Les grimpeurs et les déçus du général au portillon

Toutefois, la concurrence sera rude. Comme évoqué plus haut, la bataille pour le maillot jaune, et même pour le podium, risque d’être restreinte à une poignée de coureurs. Ainsi, de nombreux leaders pourraient rapidement revoir leurs ambitions au classement général pour se focaliser sur la conquête du maillot de meilleur grimpeur. Parmi les garçons qui seront sans doute trop juste pour viser haut, une multitude de candidats potentiels se dégagent. D’Enric Mas (Movistar) à Ben O’Connor ou Eddie Dunbar (Jayco-AlUla), en passant par Tobias Johannessen (Uno-X Mobility), Ion Izagirre (Cofidis), voire Oscar Onley (Picnic-PostNL), de nombreux candidats potentiels risquent de se déclarer au fil des défaillances des uns et des autres dans les deux premières semaines.

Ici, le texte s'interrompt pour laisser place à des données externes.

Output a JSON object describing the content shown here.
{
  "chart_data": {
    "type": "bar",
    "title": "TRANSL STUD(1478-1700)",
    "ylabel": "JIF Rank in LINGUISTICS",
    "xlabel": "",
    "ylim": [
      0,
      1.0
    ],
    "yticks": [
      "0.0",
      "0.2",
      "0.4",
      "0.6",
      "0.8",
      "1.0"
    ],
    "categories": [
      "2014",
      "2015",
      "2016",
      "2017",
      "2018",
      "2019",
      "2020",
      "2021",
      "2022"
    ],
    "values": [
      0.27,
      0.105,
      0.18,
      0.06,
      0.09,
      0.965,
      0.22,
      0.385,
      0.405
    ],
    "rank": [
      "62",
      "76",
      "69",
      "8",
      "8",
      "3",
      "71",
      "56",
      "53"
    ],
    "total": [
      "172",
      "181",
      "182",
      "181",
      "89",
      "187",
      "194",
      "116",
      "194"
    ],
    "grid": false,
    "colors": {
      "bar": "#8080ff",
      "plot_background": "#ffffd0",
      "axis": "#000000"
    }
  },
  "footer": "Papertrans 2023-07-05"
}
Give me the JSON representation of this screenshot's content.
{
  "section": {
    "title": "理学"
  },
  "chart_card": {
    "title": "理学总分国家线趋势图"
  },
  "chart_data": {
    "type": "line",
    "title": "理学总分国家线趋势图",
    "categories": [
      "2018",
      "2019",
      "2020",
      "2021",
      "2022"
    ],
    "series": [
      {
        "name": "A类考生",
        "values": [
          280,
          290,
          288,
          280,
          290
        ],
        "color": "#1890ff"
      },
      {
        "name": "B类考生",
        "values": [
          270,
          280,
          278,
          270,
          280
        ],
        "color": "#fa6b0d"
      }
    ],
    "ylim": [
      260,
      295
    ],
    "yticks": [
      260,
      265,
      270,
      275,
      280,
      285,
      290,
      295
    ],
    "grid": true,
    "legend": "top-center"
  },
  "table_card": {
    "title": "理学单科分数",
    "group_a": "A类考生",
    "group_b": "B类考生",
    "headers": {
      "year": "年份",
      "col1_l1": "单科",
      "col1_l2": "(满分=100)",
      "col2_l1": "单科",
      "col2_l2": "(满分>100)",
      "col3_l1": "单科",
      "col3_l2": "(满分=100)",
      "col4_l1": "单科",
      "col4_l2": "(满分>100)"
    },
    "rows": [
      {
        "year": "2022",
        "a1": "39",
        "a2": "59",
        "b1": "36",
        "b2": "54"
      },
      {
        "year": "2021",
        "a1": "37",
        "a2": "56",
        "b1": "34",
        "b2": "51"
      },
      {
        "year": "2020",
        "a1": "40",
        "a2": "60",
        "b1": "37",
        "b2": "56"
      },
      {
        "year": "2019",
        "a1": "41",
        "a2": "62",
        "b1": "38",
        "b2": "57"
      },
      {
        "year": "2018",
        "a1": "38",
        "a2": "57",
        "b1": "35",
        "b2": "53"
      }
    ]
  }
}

Par ailleurs, il ne faut pas non plus omettre les coureurs polyvalents, capables de s’illustrer sur tous les terrains. Dans ce registre, la EF Education-First présente deux belles cartes en Neilson Powless et Ben Healy. Un Michael Woods (Israel- Premier Tech) pourrait également s’immiscer dans la lutte, mais le vétéran canadien manque de référence cette année.

Bref, vous l’aurez compris, les prétendants risquent d’être nombreux, promettant une bataille de tous les instants. Néanmoins, les favoris au général auront sans aucun doute l’issue de ce classement entre les mains, laissant un suspense total.